Worldwide buzz this week has focused largely on Earth Day's 40th anniversary, and the University of Montana—that bastion of the environmentally conscious—is no exception.
The crown jewel of UM's eco-orgy was the much-anticipated release of its Climate Action Plan, an intense study into how the school can radically reduce its contribution to climate change. The university's annual emissions output has increased significantly in the past decade, from 35,000 metric tons of carbon dioxide in 2000 to just under 50,000 in 2007. UM predicts that, if no action is taken, the school's greenhouse gas emissions will double by 2050.
That's exactly why UM President George Dennison three years ago made a seemingly outrageous vow to make his alma mater carbon neutral by 2020. With the plan now officially announced, the university is one step closer to that goal. But like most UM projects, this one comes with a few head-scratchers.
For instance, it could cost as much as $94 million up front and $190,000 annually for the foreseeable future. A statewide financial crunch for the Montana University System makes the numbers all the more daunting. We suppose Dennison never said going green would be cheap.

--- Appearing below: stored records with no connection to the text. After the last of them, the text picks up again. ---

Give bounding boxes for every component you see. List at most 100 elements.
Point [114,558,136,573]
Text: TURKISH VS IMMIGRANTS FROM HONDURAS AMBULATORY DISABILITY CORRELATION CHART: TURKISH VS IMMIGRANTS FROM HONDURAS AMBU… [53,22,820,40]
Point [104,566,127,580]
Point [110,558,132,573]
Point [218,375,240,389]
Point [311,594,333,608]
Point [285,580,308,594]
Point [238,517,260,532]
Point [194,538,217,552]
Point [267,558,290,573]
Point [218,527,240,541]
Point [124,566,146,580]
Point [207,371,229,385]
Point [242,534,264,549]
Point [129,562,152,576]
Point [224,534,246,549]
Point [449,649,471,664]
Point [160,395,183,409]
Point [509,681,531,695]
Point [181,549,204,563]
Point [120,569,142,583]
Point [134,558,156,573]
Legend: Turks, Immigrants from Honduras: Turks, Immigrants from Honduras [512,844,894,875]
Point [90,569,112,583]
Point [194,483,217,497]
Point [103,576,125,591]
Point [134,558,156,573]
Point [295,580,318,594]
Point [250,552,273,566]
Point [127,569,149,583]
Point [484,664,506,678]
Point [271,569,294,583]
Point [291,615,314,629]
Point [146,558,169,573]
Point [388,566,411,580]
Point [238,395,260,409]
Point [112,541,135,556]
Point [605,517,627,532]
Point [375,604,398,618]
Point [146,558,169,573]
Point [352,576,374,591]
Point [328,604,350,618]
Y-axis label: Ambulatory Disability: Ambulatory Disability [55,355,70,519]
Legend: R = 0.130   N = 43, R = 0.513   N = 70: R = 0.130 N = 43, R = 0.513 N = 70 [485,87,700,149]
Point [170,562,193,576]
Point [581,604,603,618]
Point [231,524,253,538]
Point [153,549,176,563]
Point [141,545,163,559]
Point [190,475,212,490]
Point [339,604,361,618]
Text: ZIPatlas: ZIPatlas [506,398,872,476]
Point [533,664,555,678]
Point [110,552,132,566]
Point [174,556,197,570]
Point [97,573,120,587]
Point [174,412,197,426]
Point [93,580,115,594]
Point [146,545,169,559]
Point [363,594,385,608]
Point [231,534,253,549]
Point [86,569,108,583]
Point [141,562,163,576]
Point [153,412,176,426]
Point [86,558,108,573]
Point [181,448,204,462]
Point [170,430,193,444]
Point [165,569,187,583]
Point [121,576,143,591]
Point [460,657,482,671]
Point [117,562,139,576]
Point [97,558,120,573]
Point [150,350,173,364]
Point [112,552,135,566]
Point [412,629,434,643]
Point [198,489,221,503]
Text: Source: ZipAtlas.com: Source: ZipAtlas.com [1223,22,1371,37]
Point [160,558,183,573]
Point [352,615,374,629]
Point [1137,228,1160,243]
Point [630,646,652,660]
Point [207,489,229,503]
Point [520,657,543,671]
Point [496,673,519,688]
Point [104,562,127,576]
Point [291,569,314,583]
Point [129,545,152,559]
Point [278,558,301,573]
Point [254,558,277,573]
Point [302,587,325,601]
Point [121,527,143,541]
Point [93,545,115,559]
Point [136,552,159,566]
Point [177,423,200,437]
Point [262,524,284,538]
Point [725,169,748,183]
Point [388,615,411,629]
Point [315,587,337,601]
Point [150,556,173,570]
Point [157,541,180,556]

Dennison did say carbon neutrality would mean major changes for how UM operates on a daily basis, and a look at the plan reveals just how major.
There's mention of the proposed four-day workweek, a quick-and-dirty way to cut energy consumption that's already been well covered—and widely panned. Still, Dennison continues to push a UM task force to determine its feasibility.
There's also talk of transportation issues. Commuting and air travel account for 31.6 percent of UM's total greenhouse gas output. Roughly 4,900 students drive to campus daily. According to the plan, if 5 percent of those students commuted by bus, the university as a whole would drive 132,000 fewer miles a year. The strategy to switch those drivers into riders: promoting the bus.
Two big-ticket items also caught our attention. First, a wood-fired boiler and off-campus biomass plant—valued at $54 million—would replace natural gas powered steam-based heating. Then, off-campus wind turbines—with a price tag of about $30 million—would replace purchased electricity.
Now, we're the first to salute UM's accomplishment in drafting a Climate Action Plan. The more efficiently our neighbors at the university can run, the better. This plan clearly states why there's a problem, and what the solutions may be, but ignores the how—as in, How on God's not-quite-as-green Earth do you plan on paying for any of this? That multi-million dollar question hangs over the plan's promise like a cloud of soot.